Tenho insistido aqui que de nada adianta implementar inovações tecnológicas nas escolas, se não for feito um investimento correspondente na formação docente.


Porém, será que está claro o que significa formação docente?


Nas décadas de 1930 e subsequentes, acreditava-se que a prática docente poderia ser aprendida por meio da reprodução de bons modelos. Aos poucos, a teoria foi ganhando espaços, mas o estágio profissional ainda não era obrigatório – afinal, nem todas as alunas da escola normal pretendiam trabalhar, de fato, como professoras.

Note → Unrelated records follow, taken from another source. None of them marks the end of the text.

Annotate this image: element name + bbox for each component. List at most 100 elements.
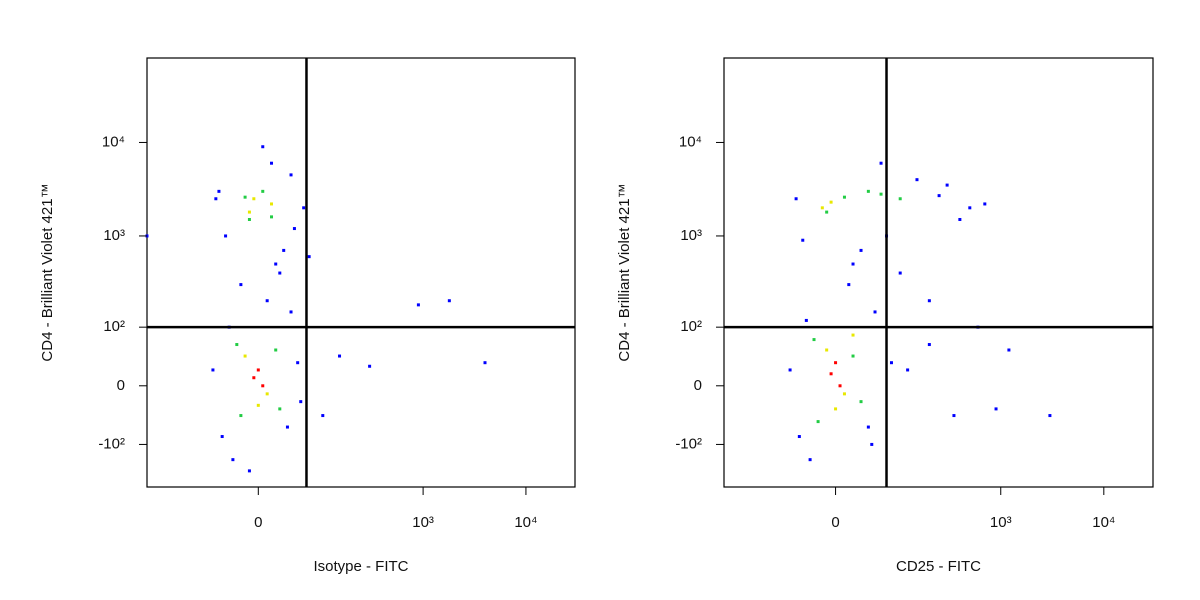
event-dot [247, 210, 251, 214]
event-dot [447, 299, 451, 303]
event-dot [278, 271, 282, 275]
event-dot [307, 255, 311, 259]
x-tick-label: 10³ [412, 514, 434, 531]
x-tick-label: 10⁴ [514, 514, 537, 531]
event-dot [873, 310, 877, 314]
plot: 0 10³ 10⁴ -10² 0 10² 10³ 10⁴ Isotype - FITC CD4 -… [39, 57, 576, 575]
event-dot [235, 343, 239, 347]
event-dot [842, 392, 846, 396]
event-dot [851, 333, 855, 337]
x-tick-label: 10³ [990, 514, 1012, 531]
y-tick-label: 10⁴ [102, 133, 125, 150]
event-dot [231, 458, 235, 462]
event-dot [879, 161, 883, 165]
event-dot [270, 202, 274, 206]
event-dot [829, 200, 833, 204]
event-dot [270, 215, 274, 219]
x-tick-label: 10⁴ [1092, 514, 1115, 531]
event-dot [952, 414, 956, 418]
event-dot [859, 248, 863, 252]
event-dot [274, 348, 278, 352]
event-dot [211, 368, 215, 372]
event-dot [265, 392, 269, 396]
event-dot [851, 354, 855, 358]
event-dot [224, 234, 228, 238]
event-dot [299, 400, 303, 404]
event-dot [834, 361, 838, 365]
event-dot [879, 192, 883, 196]
plot: 0 10³ 10⁴ -10² 0 10² 10³ 10⁴ CD25 - FITC CD4 - Br… [616, 57, 1154, 575]
event-dot [906, 368, 910, 372]
y-tick-label: 0 [117, 377, 125, 394]
event-dot [866, 189, 870, 193]
event-dot [243, 354, 247, 358]
event-dot [302, 206, 306, 210]
event-dot [292, 227, 296, 231]
event-dot [816, 420, 820, 424]
event-dot [214, 197, 218, 201]
event-dot [866, 425, 870, 429]
event-dot [483, 361, 487, 365]
y-tick-label: -10² [675, 435, 702, 452]
event-dot [927, 343, 931, 347]
event-dot [804, 318, 808, 322]
event-dot [368, 364, 372, 368]
event-dot [1048, 414, 1052, 418]
x-axis-label: CD25 - FITC [896, 558, 981, 575]
event-dot [289, 173, 293, 177]
event-dot [416, 303, 420, 307]
event-dot [801, 238, 805, 242]
y-axis-label: CD4 - Brilliant Violet 421™ [616, 183, 633, 361]
event-dot [794, 197, 798, 201]
event-dot [265, 299, 269, 303]
event-dot [838, 384, 842, 388]
event-dot [889, 361, 893, 365]
y-tick-label: 10² [680, 318, 702, 335]
event-dot [825, 210, 829, 214]
y-tick-label: 10³ [103, 227, 125, 244]
event-dot [289, 310, 293, 314]
event-dot [829, 372, 833, 376]
event-dot [859, 400, 863, 404]
event-dot [243, 195, 247, 199]
event-dot [870, 442, 874, 446]
event-dot [825, 348, 829, 352]
event-dot [252, 197, 256, 201]
x-tick-label: 0 [831, 514, 839, 531]
y-tick-label: 10³ [680, 227, 702, 244]
event-dot [278, 407, 282, 411]
x-axis-label: Isotype - FITC [313, 558, 408, 575]
event-dot [898, 197, 902, 201]
event-dot [927, 299, 931, 303]
event-dot [338, 354, 342, 358]
event-dot [296, 361, 300, 365]
event-dot [239, 414, 243, 418]
event-dot [285, 425, 289, 429]
event-dot [834, 407, 838, 411]
x-tick-label: 0 [254, 514, 262, 531]
event-dot [898, 271, 902, 275]
event-dot [261, 384, 265, 388]
event-dot [958, 217, 962, 221]
event-dot [282, 248, 286, 252]
event-dot [842, 195, 846, 199]
event-dot [788, 368, 792, 372]
event-dot [256, 368, 260, 372]
event-dot [270, 161, 274, 165]
event-dot [797, 435, 801, 439]
y-axis-label: CD4 - Brilliant Violet 421™ [39, 183, 56, 361]
event-dot [261, 189, 265, 193]
event-dot [247, 469, 251, 473]
event-dot [239, 283, 243, 287]
plot-frame [146, 57, 576, 488]
event-dot [847, 283, 851, 287]
event-dot [1007, 348, 1011, 352]
event-dot [220, 435, 224, 439]
plot-frame [723, 57, 1154, 488]
event-dot [968, 206, 972, 210]
event-dot [261, 145, 265, 149]
event-dot [820, 206, 824, 210]
y-tick-label: 0 [694, 377, 702, 394]
event-dot [983, 202, 987, 206]
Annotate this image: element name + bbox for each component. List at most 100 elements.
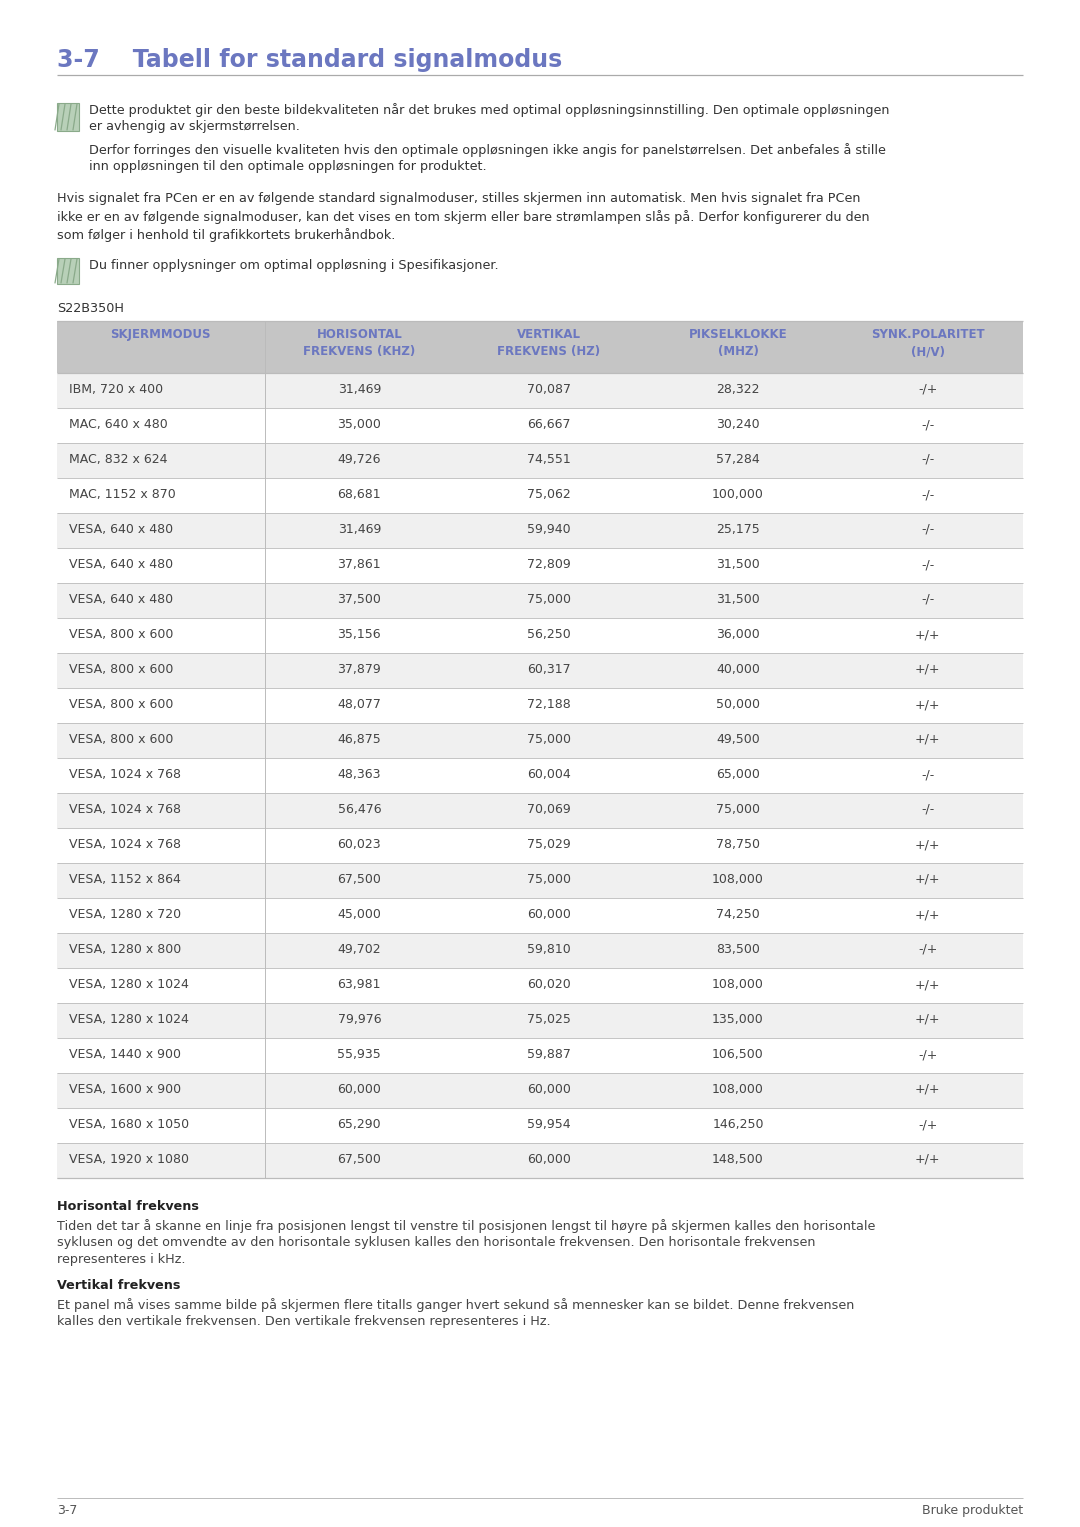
Text: 79,976: 79,976 (338, 1012, 381, 1026)
Text: 35,000: 35,000 (337, 418, 381, 431)
Text: 36,000: 36,000 (716, 628, 760, 641)
Text: +/+: +/+ (915, 873, 941, 886)
Bar (57, 757, 1023, 793)
Text: +/+: +/+ (915, 838, 941, 851)
Text: VESA, 1024 x 768: VESA, 1024 x 768 (69, 768, 181, 780)
Text: 56,476: 56,476 (338, 803, 381, 815)
Text: 59,887: 59,887 (527, 1048, 570, 1061)
Text: S22B350H: S22B350H (57, 302, 124, 315)
Text: -/-: -/- (921, 454, 934, 466)
Text: 106,500: 106,500 (712, 1048, 764, 1061)
Text: 30,240: 30,240 (716, 418, 760, 431)
Text: 31,500: 31,500 (716, 557, 760, 571)
Text: 45,000: 45,000 (337, 909, 381, 921)
Text: 35,156: 35,156 (338, 628, 381, 641)
Bar (57, 583, 1023, 618)
Text: 50,000: 50,000 (716, 698, 760, 712)
Text: representeres i kHz.: representeres i kHz. (57, 1254, 186, 1266)
Bar (57, 1038, 1023, 1073)
Text: 135,000: 135,000 (712, 1012, 764, 1026)
Text: Dette produktet gir den beste bildekvaliteten når det brukes med optimal oppløsn: Dette produktet gir den beste bildekvali… (89, 102, 890, 118)
Bar (57, 654, 1023, 689)
Text: 72,188: 72,188 (527, 698, 570, 712)
Text: -/-: -/- (921, 489, 934, 501)
Bar (57, 618, 1023, 654)
Text: 60,000: 60,000 (337, 1083, 381, 1096)
Text: SYNK.POLARITET
(H/V): SYNK.POLARITET (H/V) (872, 328, 985, 359)
Text: 59,940: 59,940 (527, 524, 570, 536)
Text: VESA, 800 x 600: VESA, 800 x 600 (69, 628, 174, 641)
Text: +/+: +/+ (915, 733, 941, 747)
Text: VESA, 800 x 600: VESA, 800 x 600 (69, 733, 174, 747)
Text: 75,000: 75,000 (527, 733, 570, 747)
Text: 57,284: 57,284 (716, 454, 760, 466)
FancyBboxPatch shape (57, 102, 79, 131)
Text: 48,363: 48,363 (338, 768, 381, 780)
Text: 75,025: 75,025 (527, 1012, 570, 1026)
Text: 75,029: 75,029 (527, 838, 570, 851)
Text: Derfor forringes den visuelle kvaliteten hvis den optimale oppløsningen ikke ang: Derfor forringes den visuelle kvaliteten… (89, 144, 886, 157)
Text: 60,004: 60,004 (527, 768, 570, 780)
Text: 37,861: 37,861 (338, 557, 381, 571)
Text: IBM, 720 x 400: IBM, 720 x 400 (69, 383, 163, 395)
Text: 148,500: 148,500 (712, 1153, 764, 1167)
Text: VESA, 1280 x 1024: VESA, 1280 x 1024 (69, 977, 189, 991)
Bar (57, 373, 1023, 408)
Text: VESA, 640 x 480: VESA, 640 x 480 (69, 592, 173, 606)
Bar (57, 1144, 1023, 1177)
Text: 31,500: 31,500 (716, 592, 760, 606)
Text: 59,810: 59,810 (527, 944, 570, 956)
Text: 40,000: 40,000 (716, 663, 760, 676)
Text: 49,500: 49,500 (716, 733, 760, 747)
Text: -/-: -/- (921, 557, 934, 571)
Text: kalles den vertikale frekvensen. Den vertikale frekvensen representeres i Hz.: kalles den vertikale frekvensen. Den ver… (57, 1315, 551, 1328)
Text: +/+: +/+ (915, 1083, 941, 1096)
Bar (57, 408, 1023, 443)
Bar (57, 828, 1023, 863)
Text: 65,000: 65,000 (716, 768, 760, 780)
Text: 74,250: 74,250 (716, 909, 760, 921)
Text: 65,290: 65,290 (338, 1118, 381, 1132)
Text: syklusen og det omvendte av den horisontale syklusen kalles den horisontale frek: syklusen og det omvendte av den horisont… (57, 1235, 815, 1249)
Text: 59,954: 59,954 (527, 1118, 570, 1132)
Text: VERTIKAL
FREKVENS (HZ): VERTIKAL FREKVENS (HZ) (497, 328, 600, 359)
Text: 60,023: 60,023 (338, 838, 381, 851)
Text: +/+: +/+ (915, 977, 941, 991)
Text: 100,000: 100,000 (712, 489, 764, 501)
Text: VESA, 640 x 480: VESA, 640 x 480 (69, 557, 173, 571)
Text: +/+: +/+ (915, 698, 941, 712)
Bar (57, 863, 1023, 898)
Text: VESA, 800 x 600: VESA, 800 x 600 (69, 663, 174, 676)
Text: 46,875: 46,875 (337, 733, 381, 747)
Bar (57, 793, 1023, 828)
Text: VESA, 1280 x 1024: VESA, 1280 x 1024 (69, 1012, 189, 1026)
Bar (57, 321, 1023, 373)
Text: -/-: -/- (921, 418, 934, 431)
Text: -/-: -/- (921, 524, 934, 536)
Text: 75,000: 75,000 (716, 803, 760, 815)
Bar (57, 548, 1023, 583)
Text: 48,077: 48,077 (337, 698, 381, 712)
Text: 3-7: 3-7 (57, 1504, 78, 1516)
FancyBboxPatch shape (57, 258, 79, 284)
Text: Tiden det tar å skanne en linje fra posisjonen lengst til venstre til posisjonen: Tiden det tar å skanne en linje fra posi… (57, 1219, 876, 1232)
Text: VESA, 1440 x 900: VESA, 1440 x 900 (69, 1048, 181, 1061)
Text: 75,000: 75,000 (527, 873, 570, 886)
Text: Hvis signalet fra PCen er en av følgende standard signalmoduser, stilles skjerme: Hvis signalet fra PCen er en av følgende… (57, 192, 861, 205)
Text: 74,551: 74,551 (527, 454, 570, 466)
Text: VESA, 1920 x 1080: VESA, 1920 x 1080 (69, 1153, 189, 1167)
Text: Vertikal frekvens: Vertikal frekvens (57, 1280, 180, 1292)
Text: 63,981: 63,981 (338, 977, 381, 991)
Text: 60,000: 60,000 (527, 1083, 570, 1096)
Text: -/-: -/- (921, 768, 934, 780)
Text: -/+: -/+ (918, 1118, 937, 1132)
Text: 49,726: 49,726 (338, 454, 381, 466)
Text: 60,000: 60,000 (527, 909, 570, 921)
Text: Du finner opplysninger om optimal oppløsning i Spesifikasjoner.: Du finner opplysninger om optimal oppløs… (89, 260, 499, 272)
Text: 28,322: 28,322 (716, 383, 760, 395)
Text: 3-7    Tabell for standard signalmodus: 3-7 Tabell for standard signalmodus (57, 47, 563, 72)
Text: som følger i henhold til grafikkortets brukerhåndbok.: som følger i henhold til grafikkortets b… (57, 228, 395, 241)
Text: Et panel må vises samme bilde på skjermen flere titalls ganger hvert sekund så m: Et panel må vises samme bilde på skjerme… (57, 1298, 854, 1312)
Text: -/-: -/- (921, 803, 934, 815)
Text: VESA, 1680 x 1050: VESA, 1680 x 1050 (69, 1118, 189, 1132)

Já na década de 1970, o magistério tornou-se uma habilitação do ensino médio. O estágio focava técnicas e burocracia, como no planejamento rígido e no controle das ações realizadas. Infelizmente, essas mudanças pioraram ainda mais a discrepância entre formação docente e necessidades discentes.


Esse tratamento dado à formação docente sofreu duros questionamentos, pela crítica de cunho marxista, devido à pretensa neutralidade que refletia, isto é, ao desvinculamento entre a escola e a realidade político-social em seu entorno.


Na década de 1990, teve início uma grande reforma na educação brasileira, que se refletiu em novas configurações para a formação docente inicial, presentes até hoje.


Todavia, conforme observam Pereira e Heinzle, o distanciamento entre teoria e prática docente persiste, e se configura como uma desarticulação entre saberes didático-pedagógicos e saberes específicos da área do conhecimento que se ensina.


É aí que entra a necessidade de formação continuada.


As discussões sobre formação continuada, isto é, sobre a necessidade de formar quem já atua como docente, começaram a ganhar espaço no Brasil na década de 1970.


Entre os anos 1980 e 1990, surgiu a ideia de que não bastava participar de treinamentos: a formação continuada deveria ser realizada através da contínua reflexão sobre a prática docente.


Entretanto, o crescimento veloz do neoliberalismo na década de 1990 levou a uma associação entre essa reflexão docente sobre a própria prática e a competência técnica, afastando-o da dimensão política inerente ao próprio ofício.


Isso começou a mudar a partir da democratização do acesso ao ensino superior, no início dos anos 2000. Entre os cursos que mais expandiram, as licenciaturas ocupavam as primeiras posições.


Daí a importância dos eventos de formação docente continuada para toda a sociedade, transformando a escola em um espaço em que docentes não só ensinam, mas também aprendem.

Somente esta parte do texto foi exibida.